Close to tears, the 22-year-old South Korean, said: "I can't believe I have just won the Evian Championship on 21 under. I'm not dreaming am I?"

Winner of last year's US Women's Open before she joined the LPGA Tour, she is now certain to win the season's Rookie of the Year award.

Chun claimed the four-shot win was a great team effort, thanking her caddie, David Jones, and her family and friends. "It is an individual sport, but I couldn't do it without great people around me," she insisted.

She needed the help of her team earlier in the year when she suffered a controversial back injury and had to miss over a month on Tour.

The injury happened at Singapore airport when fellow player Jang Ha Na's father lost control of a suitcase and it fell down an escalator. The incident caused an uproar in South Korea.

Chun admitted it was a very tough time.

"After the injury I was struggling with myself and my body and psychological problems," she said. "I was in a bad mood, a negative side."

But she got her love for the game back at the Olympics.

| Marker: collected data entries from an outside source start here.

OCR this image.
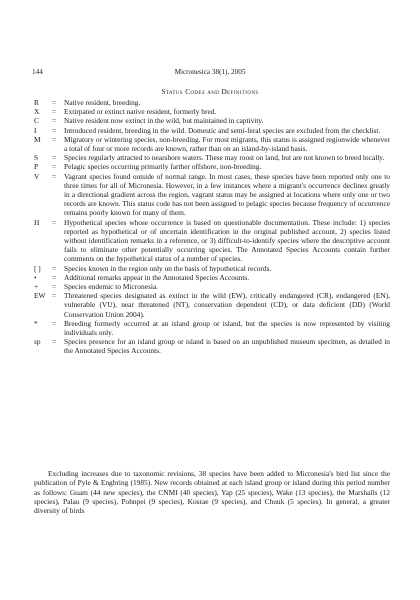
144	Micronesica 38(1), 2005
Status Codes and Definitions
R	=	Native resident, breeding.
X	=	Extirpated or extinct native resident, formerly bred.
C	=	Native resident now extinct in the wild, but maintained in captivity.
I	=	Introduced resident, breeding in the wild. Domestic and semi-feral species are excluded from the checklist.
M	=	Migratory or wintering species, non-breeding. For most migrants, this status is assigned regionwide whenever a total of four or more records are known, rather than on an island-by-island basis.
S	=	Species regularly attracted to nearshore waters. These may roost on land, but are not known to breed locally.
P	=	Pelagic species occurring primarily farther offshore, non-breeding.
V	=	Vagrant species found outside of normal range. In most cases, these species have been reported only one to three times for all of Micronesia. However, in a few instances where a migrant's occurrence declines greatly in a directional gradient across the region, vagrant status may be assigned at locations where only one or two records are known. This status code has not been assigned to pelagic species because frequency of occurrence remains poorly known for many of them.
H	=	Hypothetical species whose occurrence is based on questionable documentation. These include: 1) species reported as hypothetical or of uncertain identification in the original published account, 2) species listed without identification remarks in a reference, or 3) difficult-to-identify species where the descriptive account fails to eliminate other potentially occurring species. The Annotated Species Accounts contain further comments on the hypothetical status of a number of species.
[ ]	=	Species known in the region only on the basis of hypothetical records.
•	=	Additional remarks appear in the Annotated Species Accounts.
+	=	Species endemic to Micronesia.
EW =	Threatened species designated as extinct in the wild (EW), critically endangered (CR), endangered (EN), vulnerable (VU), near threatened (NT), conservation dependent (CD), or data deficient (DD) (World Conservation Union 2004).
*	=	Breeding formerly occurred at an island group or island, but the species is now represented by visiting individuals only.
sp	=	Species presence for an island group or island is based on an unpublished museum specimen, as detailed in the Annotated Species Accounts.

Excluding increases due to taxonomic revisions, 38 species have been added to Micronesia's bird list since the publication of Pyle & Engbring (1985). New records obtained at each island group or island during this period number as follows: Guam (44 new species), the CNMI (40 species), Yap (25 species), Wake (13 species), the Marshalls (12 species), Palau (9 species), Pohnpei (9 species), Kosrae (9 species), and Chuuk (5 species). In general, a greater diversity of birds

"I was having an inner struggle. It was going around and on and on. It was difficult for me to get out of that situation.

"But I got my passion back at the Olympics. Making the team was a huge goal and I was so proud to wear the national flag," said the player who finished 13th in Rio.

Chun made sure of the record score for a major with a great final hole.

She drove into the rough at the long par four and laid up with her second shot. But she then hit a 95 yard wedge shot to ten feet and holed out to spark the celebrations.

"I was so nervous coming down the last," she said. "But my caddie said to me 'make par and I'll buy dinner.' Now I feel like I am dreaming, I am so happy."

Thailand's Ariya Jutanugarn fired a total 7-under-par 277 to finish at joint ninth and missed the chance to win the Rolex Annika Major Award which went to world No 1 Lydia Ko of New Zealand.